2. Social – Considering the social impacts of purchasing decisions such as ensuring worker health and safety, upholding employee rights and fair compensation, as well as ensuring consumer safety and child labour prevention, to name a few.
3. Economic – The cost of shifting to sustainable products and services also needs to be justified. Some investments might cost the company in the beginning but provide significant returns or cost of ownership reductions over time.
Benefits of Sustainable Procurement
With goals such as improving the quality of the environment, communities and the economy it can be easy to see the benefit companies will reap in the process.
- Risk and reputation – Now more than ever, businesses are expected to be responsible and have a legal and moral obligation to ensure that the way they conduct their operations is above reproach. Consumers and other entities will have no problems doing business with companies that take steps toward reducing or eliminating injury to people or damage to the environment.

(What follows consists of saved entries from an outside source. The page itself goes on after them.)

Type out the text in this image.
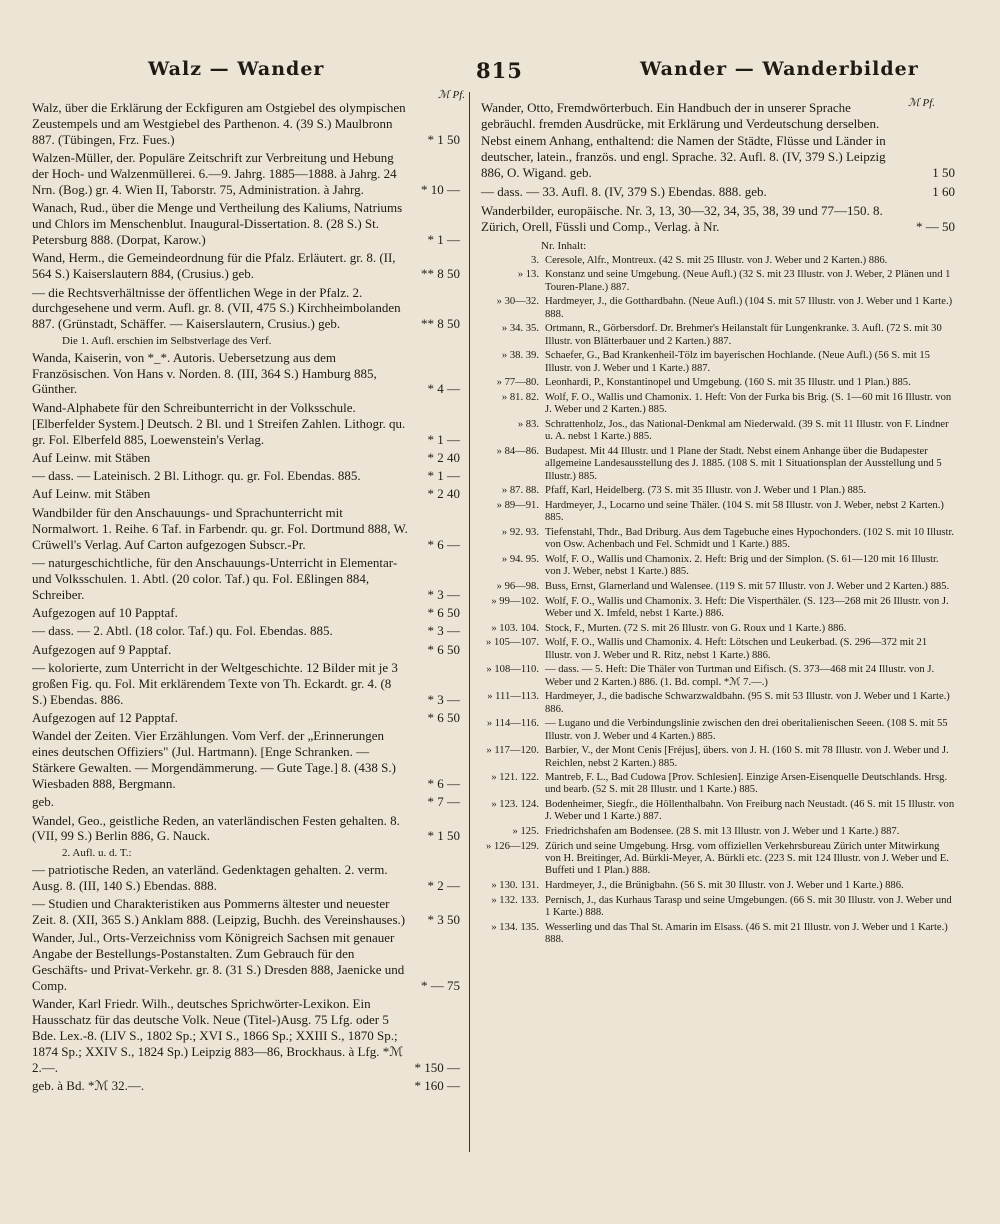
Walz — Wander	815	Wander — Wanderbilder
ℳ Pf.
ℳ Pf.
Walz, über die Erklärung der Eckfiguren am Ostgiebel des olympischen Zeustempels und am Westgiebel des Parthenon. 4. (39 S.) Maulbronn 887. (Tübingen, Frz. Fues.)	* 1 50
Walzen-Müller, der. Populäre Zeitschrift zur Verbreitung und Hebung der Hoch- und Walzenmüllerei. 6.—9. Jahrg. 1885—1888. à Jahrg. 24 Nrn. (Bog.) gr. 4. Wien II, Taborstr. 75, Administration. à Jahrg.	* 10 —
Wanach, Rud., über die Menge und Vertheilung des Kaliums, Natriums und Chlors im Menschenblut. Inaugural-Dissertation. 8. (28 S.) St. Petersburg 888. (Dorpat, Karow.)	* 1 —
Wand, Herm., die Gemeindeordnung für die Pfalz. Erläutert. gr. 8. (II, 564 S.) Kaiserslautern 884, (Crusius.) geb.	** 8 50
— die Rechtsverhältnisse der öffentlichen Wege in der Pfalz. 2. durchgesehene und verm. Aufl. gr. 8. (VII, 475 S.) Kirchheimbolanden 887. (Grünstadt, Schäffer. — Kaiserslautern, Crusius.) geb.	** 8 50
Die 1. Aufl. erschien im Selbstverlage des Verf.
Wanda, Kaiserin, von *_*. Autoris. Uebersetzung aus dem Französischen. Von Hans v. Norden. 8. (III, 364 S.) Hamburg 885, Günther.	* 4 —
Wand-Alphabete für den Schreibunterricht in der Volksschule. [Elberfelder System.] Deutsch. 2 Bl. und 1 Streifen Zahlen. Lithogr. qu. gr. Fol. Elberfeld 885, Loewenstein's Verlag.	* 1 —
Auf Leinw. mit Stäben	* 2 40
— dass. — Lateinisch. 2 Bl. Lithogr. qu. gr. Fol. Ebendas. 885.	* 1 —
Auf Leinw. mit Stäben	* 2 40
Wandbilder für den Anschauungs- und Sprachunterricht mit Normalwort. 1. Reihe. 6 Taf. in Farbendr. qu. gr. Fol. Dortmund 888, W. Crüwell's Verlag. Auf Carton aufgezogen Subscr.-Pr.	* 6 —
— naturgeschichtliche, für den Anschauungs-Unterricht in Elementar- und Volksschulen. 1. Abtl. (20 color. Taf.) qu. Fol. Eßlingen 884, Schreiber.	* 3 —
Aufgezogen auf 10 Papptaf.	* 6 50
— dass. — 2. Abtl. (18 color. Taf.) qu. Fol. Ebendas. 885.	* 3 —
Aufgezogen auf 9 Papptaf.	* 6 50
— kolorierte, zum Unterricht in der Weltgeschichte. 12 Bilder mit je 3 großen Fig. qu. Fol. Mit erklärendem Texte von Th. Eckardt. gr. 4. (8 S.) Ebendas. 886.	* 3 —
Aufgezogen auf 12 Papptaf.	* 6 50
Wandel der Zeiten. Vier Erzählungen. Vom Verf. der „Erinnerungen eines deutschen Offiziers" (Jul. Hartmann). [Enge Schranken. — Stärkere Gewalten. — Morgendämmerung. — Gute Tage.] 8. (438 S.) Wiesbaden 888, Bergmann.	* 6 —
geb.	* 7 —
Wandel, Geo., geistliche Reden, an vaterländischen Festen gehalten. 8. (VII, 99 S.) Berlin 886, G. Nauck.	* 1 50
2. Aufl. u. d. T.:
— patriotische Reden, an vaterländ. Gedenktagen gehalten. 2. verm. Ausg. 8. (III, 140 S.) Ebendas. 888.	* 2 —
— Studien und Charakteristiken aus Pommerns ältester und neuester Zeit. 8. (XII, 365 S.) Anklam 888. (Leipzig, Buchh. des Vereinshauses.)	* 3 50
Wander, Jul., Orts-Verzeichniss vom Königreich Sachsen mit genauer Angabe der Bestellungs-Postanstalten. Zum Gebrauch für den Geschäfts- und Privat-Verkehr. gr. 8. (31 S.) Dresden 888, Jaenicke und Comp.	* — 75
Wander, Karl Friedr. Wilh., deutsches Sprichwörter-Lexikon. Ein Hausschatz für das deutsche Volk. Neue (Titel-)Ausg. 75 Lfg. oder 5 Bde. Lex.-8. (LIV S., 1802 Sp.; XVI S., 1866 Sp.; XXIII S., 1870 Sp.; 1874 Sp.; XXIV S., 1824 Sp.) Leipzig 883—86, Brockhaus. à Lfg. *ℳ 2.—.	* 150 —
geb. à Bd. *ℳ 32.—.	* 160 —
Wander, Otto, Fremdwörterbuch. Ein Handbuch der in unserer Sprache gebräuchl. fremden Ausdrücke, mit Erklärung und Verdeutschung derselben. Nebst einem Anhang, enthaltend: die Namen der Städte, Flüsse und Länder in deutscher, latein., französ. und engl. Sprache. 32. Aufl. 8. (IV, 379 S.) Leipzig 886, O. Wigand. geb.	1 50
— dass. — 33. Aufl. 8. (IV, 379 S.) Ebendas. 888. geb.	1 60
Wanderbilder, europäische. Nr. 3, 13, 30—32, 34, 35, 38, 39 und 77—150. 8. Zürich, Orell, Füssli und Comp., Verlag. à Nr.	* — 50
Nr. Inhalt:
3. Ceresole, Alfr., Montreux. (42 S. mit 25 Illustr. von J. Weber und 2 Karten.) 886.
» 13. Konstanz und seine Umgebung. (Neue Aufl.) (32 S. mit 23 Illustr. von J. Weber, 2 Plänen und 1 Touren-Plane.) 887.
» 30—32. Hardmeyer, J., die Gotthardbahn. (Neue Aufl.) (104 S. mit 57 Illustr. von J. Weber und 1 Karte.) 888.
» 34. 35. Ortmann, R., Görbersdorf. Dr. Brehmer's Heilanstalt für Lungenkranke. 3. Aufl. (72 S. mit 30 Illustr. von Blätterbauer und 2 Karten.) 887.
» 38. 39. Schaefer, G., Bad Krankenheil-Tölz im bayerischen Hochlande. (Neue Aufl.) (56 S. mit 15 Illustr. von J. Weber und 1 Karte.) 887.
» 77—80. Leonhardi, P., Konstantinopel und Umgebung. (160 S. mit 35 Illustr. und 1 Plan.) 885.
» 81. 82. Wolf, F. O., Wallis und Chamonix. 1. Heft: Von der Furka bis Brig. (S. 1—60 mit 16 Illustr. von J. Weber und 2 Karten.) 885.
» 83. Schrattenholz, Jos., das National-Denkmal am Niederwald. (39 S. mit 11 Illustr. von F. Lindner u. A. nebst 1 Karte.) 885.
» 84—86. Budapest. Mit 44 Illustr. und 1 Plane der Stadt. Nebst einem Anhange über die Budapester allgemeine Landesausstellung des J. 1885. (108 S. mit 1 Situationsplan der Ausstellung und 5 Illustr.) 885.
» 87. 88. Pfaff, Karl, Heidelberg. (73 S. mit 35 Illustr. von J. Weber und 1 Plan.) 885.
» 89—91. Hardmeyer, J., Locarno und seine Thäler. (104 S. mit 58 Illustr. von J. Weber, nebst 2 Karten.) 885.
» 92. 93. Tiefenstahl, Thdr., Bad Driburg. Aus dem Tagebuche eines Hypochonders. (102 S. mit 10 Illustr. von Osw. Achenbach und Fel. Schmidt und 1 Karte.) 885.
» 94. 95. Wolf, F. O., Wallis und Chamonix. 2. Heft: Brig und der Simplon. (S. 61—120 mit 16 Illustr. von J. Weber, nebst 1 Karte.) 885.
» 96—98. Buss, Ernst, Glarnerland und Walensee. (119 S. mit 57 Illustr. von J. Weber und 2 Karten.) 885.
» 99—102. Wolf, F. O., Wallis und Chamonix. 3. Heft: Die Visperthäler. (S. 123—268 mit 26 Illustr. von J. Weber und X. Imfeld, nebst 1 Karte.) 886.
» 103. 104. Stock, F., Murten. (72 S. mit 26 Illustr. von G. Roux und 1 Karte.) 886.
» 105—107. Wolf, F. O., Wallis und Chamonix. 4. Heft: Lötschen und Leukerbad. (S. 296—372 mit 21 Illustr. von J. Weber und R. Ritz, nebst 1 Karte.) 886.
» 108—110. — dass. — 5. Heft: Die Thäler von Turtman und Eifisch. (S. 373—468 mit 24 Illustr. von J. Weber und 2 Karten.) 886. (1. Bd. compl. *ℳ 7.—.)
» 111—113. Hardmeyer, J., die badische Schwarzwaldbahn. (95 S. mit 53 Illustr. von J. Weber und 1 Karte.) 886.
» 114—116. — Lugano und die Verbindungslinie zwischen den drei oberitalienischen Seeen. (108 S. mit 55 Illustr. von J. Weber und 4 Karten.) 885.
» 117—120. Barbier, V., der Mont Cenis [Fréjus], übers. von J. H. (160 S. mit 78 Illustr. von J. Weber und J. Reichlen, nebst 2 Karten.) 885.
» 121. 122. Mantreb, F. L., Bad Cudowa [Prov. Schlesien]. Einzige Arsen-Eisenquelle Deutschlands. Hrsg. und bearb. (52 S. mit 28 Illustr. und 1 Karte.) 885.
» 123. 124. Bodenheimer, Siegfr., die Höllenthalbahn. Von Freiburg nach Neustadt. (46 S. mit 15 Illustr. von J. Weber und 1 Karte.) 887.
» 125. Friedrichshafen am Bodensee. (28 S. mit 13 Illustr. von J. Weber und 1 Karte.) 887.
» 126—129. Zürich und seine Umgebung. Hrsg. vom offiziellen Verkehrsbureau Zürich unter Mitwirkung von H. Breitinger, Ad. Bürkli-Meyer, A. Bürkli etc. (223 S. mit 124 Illustr. von J. Weber und E. Buffeti und 1 Plan.) 888.
» 130. 131. Hardmeyer, J., die Brünigbahn. (56 S. mit 30 Illustr. von J. Weber und 1 Karte.) 886.
» 132. 133. Pernisch, J., das Kurhaus Tarasp und seine Umgebungen. (66 S. mit 30 Illustr. von J. Weber und 1 Karte.) 888.
» 134. 135. Wesserling und das Thal St. Amarin im Elsass. (46 S. mit 21 Illustr. von J. Weber und 1 Karte.) 888.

- Cost reduction – An effective sustainable procurement strategy will ensure cost reductions for a business in terms of improved supply chain efficiency, lower energy consumption and minimal waste, among many others. The savings can be used to make further changes to the company to improve productivity and performance and can result in increased profits over time.
- Revenue growth – A strong corporate social and environmental responsibility program builds brand value and gives a competitive advantage. The Global Sustainability Study 2021, conducted by Simon-Kucher & Partners, has revealed that consumers are more likely to trust firms that have a reputation for sustainability, which can lead to more business. Of over 10,000 respondents across 17 countries, 85 percent have stated that they have shifted toward being more sustainable over the past five years.
- Future-proofing – Organisations that have established and continued to strengthen sustainable procurement policies are more likely to future-proof themselves against supply scarcity, price volatility as well as social, economic and environmental changes.
Establishing and implementing a sustainable procurement program can be challenging, but the benefits cannot be overstated. The advantages presented by such policies have motivated numerous firms to ensure sustainability within their supply chain to impressive results.
This is because consumers and other businesses choose entities that have ingrained sustainability into their value chain, which is substantiated by a 2020 report showing that companies with better sustainable investment profiles consistently outperform those without. The continued growth in sustainably invested assets worldwide is evidence that it works and that it is here to stay.